Se acercó al armario empotrado. Durante la siguiente hora se dedicó a examinar su contenido, y apartó a un lado la ropa que nunca volvería a utilizar. Algunas prendas la hicieron sonreír, como el vestido y la chaqueta oro pálido que se había puesto para la fiesta de Nochevieja del último año en el club de campo, y el traje de terciopelo negro que Gary había visto en el escaparate de Bergdorf e insistido en que se probara.
Cuando supo que iba a salir de la cárcel, había enviado a la señora Barry una lista de la compra. A las ocho, Molly bajó y empezó a preparar la cena que anhelaba desde hacía semanas: ensalada verde con aliño de aceto balsámico, pan italiano, recalentado en el horno, salsa de tomate rallado muy ligera servida sobre linguine cocidos al dente, una copa de Chianti Riservo.
Cuando estuvo preparada, se sentó en la esquina reservada para los desayunos, un lugar acogedor que dominaba el patio trasero. Comió con parsimonia, saboreó la pasta especiada, el pan crujiente y la sabrosa ensalada, disfrutó del toque aterciopelado del vino, mientras miraba el patio a oscuras, que ya anticipaba la primavera, para la que faltaban pocas semanas.
Las flores aún tardarán en brotar, pensó, pero todo florecerá pronto de nuevo. Otra promesa que se había hecho: cavar en el jardín, tocar la tierra, tibia y húmeda, contemplar los tulipanes con su popurrí de colores, plantar de nuevo balsaminas junto a los bordes del sendero de baldosas.

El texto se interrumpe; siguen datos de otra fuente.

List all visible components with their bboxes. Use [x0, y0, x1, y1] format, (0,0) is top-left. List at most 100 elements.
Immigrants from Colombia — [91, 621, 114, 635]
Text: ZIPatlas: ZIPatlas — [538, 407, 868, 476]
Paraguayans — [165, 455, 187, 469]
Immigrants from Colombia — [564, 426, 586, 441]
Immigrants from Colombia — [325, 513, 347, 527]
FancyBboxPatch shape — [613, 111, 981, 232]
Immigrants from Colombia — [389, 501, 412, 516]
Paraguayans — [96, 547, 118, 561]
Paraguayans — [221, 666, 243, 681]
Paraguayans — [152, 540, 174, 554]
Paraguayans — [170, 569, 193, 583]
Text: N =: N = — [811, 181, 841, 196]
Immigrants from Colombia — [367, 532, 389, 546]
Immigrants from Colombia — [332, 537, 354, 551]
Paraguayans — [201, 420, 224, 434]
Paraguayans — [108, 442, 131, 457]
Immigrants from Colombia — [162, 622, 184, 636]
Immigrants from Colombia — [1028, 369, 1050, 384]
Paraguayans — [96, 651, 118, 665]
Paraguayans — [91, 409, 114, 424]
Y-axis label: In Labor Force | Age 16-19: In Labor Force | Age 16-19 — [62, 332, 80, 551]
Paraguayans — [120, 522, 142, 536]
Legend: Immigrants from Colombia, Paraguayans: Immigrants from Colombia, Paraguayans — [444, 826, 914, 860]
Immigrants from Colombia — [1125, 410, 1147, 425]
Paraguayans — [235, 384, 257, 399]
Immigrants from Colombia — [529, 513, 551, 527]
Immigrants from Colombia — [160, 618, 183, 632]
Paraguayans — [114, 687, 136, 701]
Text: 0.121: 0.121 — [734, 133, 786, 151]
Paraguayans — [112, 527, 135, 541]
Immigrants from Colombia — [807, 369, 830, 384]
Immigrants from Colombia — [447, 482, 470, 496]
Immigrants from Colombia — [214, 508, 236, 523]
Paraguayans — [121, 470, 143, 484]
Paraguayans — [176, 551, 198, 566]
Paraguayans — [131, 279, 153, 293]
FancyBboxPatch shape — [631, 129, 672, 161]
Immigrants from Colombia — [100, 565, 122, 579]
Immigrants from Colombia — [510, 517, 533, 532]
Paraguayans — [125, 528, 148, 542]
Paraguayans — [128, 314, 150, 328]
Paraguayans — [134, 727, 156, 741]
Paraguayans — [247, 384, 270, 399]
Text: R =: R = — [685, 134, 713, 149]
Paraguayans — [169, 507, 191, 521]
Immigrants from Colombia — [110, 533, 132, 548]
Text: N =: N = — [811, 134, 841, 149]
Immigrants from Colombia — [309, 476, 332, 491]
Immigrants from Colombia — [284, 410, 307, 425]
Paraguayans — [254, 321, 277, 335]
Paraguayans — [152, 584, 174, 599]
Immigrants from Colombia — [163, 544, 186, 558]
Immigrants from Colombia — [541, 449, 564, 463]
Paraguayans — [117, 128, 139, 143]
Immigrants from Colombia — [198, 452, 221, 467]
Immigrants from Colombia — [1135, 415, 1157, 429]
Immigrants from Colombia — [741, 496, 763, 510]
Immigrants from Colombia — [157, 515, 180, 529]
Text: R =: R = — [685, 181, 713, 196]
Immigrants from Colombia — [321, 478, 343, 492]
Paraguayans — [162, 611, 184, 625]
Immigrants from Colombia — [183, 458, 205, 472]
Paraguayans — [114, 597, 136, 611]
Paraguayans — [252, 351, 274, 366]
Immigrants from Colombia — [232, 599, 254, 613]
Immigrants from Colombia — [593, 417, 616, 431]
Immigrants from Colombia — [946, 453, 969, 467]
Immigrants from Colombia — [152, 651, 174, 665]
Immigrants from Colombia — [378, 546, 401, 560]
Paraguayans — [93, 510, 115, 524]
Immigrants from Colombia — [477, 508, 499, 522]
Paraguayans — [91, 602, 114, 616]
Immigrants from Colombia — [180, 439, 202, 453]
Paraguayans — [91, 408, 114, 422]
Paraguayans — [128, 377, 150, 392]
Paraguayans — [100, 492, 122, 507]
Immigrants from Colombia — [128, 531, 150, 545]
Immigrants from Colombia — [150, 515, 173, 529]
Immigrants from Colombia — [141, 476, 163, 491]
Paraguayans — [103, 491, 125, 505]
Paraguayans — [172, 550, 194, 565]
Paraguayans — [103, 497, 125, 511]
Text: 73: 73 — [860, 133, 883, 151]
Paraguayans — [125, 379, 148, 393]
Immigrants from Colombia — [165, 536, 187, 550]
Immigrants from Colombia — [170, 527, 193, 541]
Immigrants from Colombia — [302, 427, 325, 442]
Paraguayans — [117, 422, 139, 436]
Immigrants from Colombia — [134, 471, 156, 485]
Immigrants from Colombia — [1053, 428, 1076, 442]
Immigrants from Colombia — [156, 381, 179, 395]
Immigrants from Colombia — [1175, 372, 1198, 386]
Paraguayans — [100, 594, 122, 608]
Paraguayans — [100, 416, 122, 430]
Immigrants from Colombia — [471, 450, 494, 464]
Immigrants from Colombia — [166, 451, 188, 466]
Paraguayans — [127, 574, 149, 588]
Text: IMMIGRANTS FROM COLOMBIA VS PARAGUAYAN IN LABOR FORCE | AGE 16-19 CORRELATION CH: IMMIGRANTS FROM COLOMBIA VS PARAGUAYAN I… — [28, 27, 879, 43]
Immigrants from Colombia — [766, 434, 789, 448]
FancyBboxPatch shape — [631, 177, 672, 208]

Comió sin prisas, agradecida por el silencio, tan diferente del ruido que reinaba en la prisión y enturbiaba las mentes. Después de poner orden en la cocina, entró en el estudio. Se quedó sentada en la oscuridad, abrazándose las rodillas. Se esforzó por escuchar el sonido que le había sugerido la presencia de alguien más en la casa aquella noche, el sonido, al mismo tiempo familiar y desconocido, que había recorrido sus pesadillas durante casi seis años. Sólo oyó el susurro del viento en el exterior y, más cerca, el tictac de un reloj.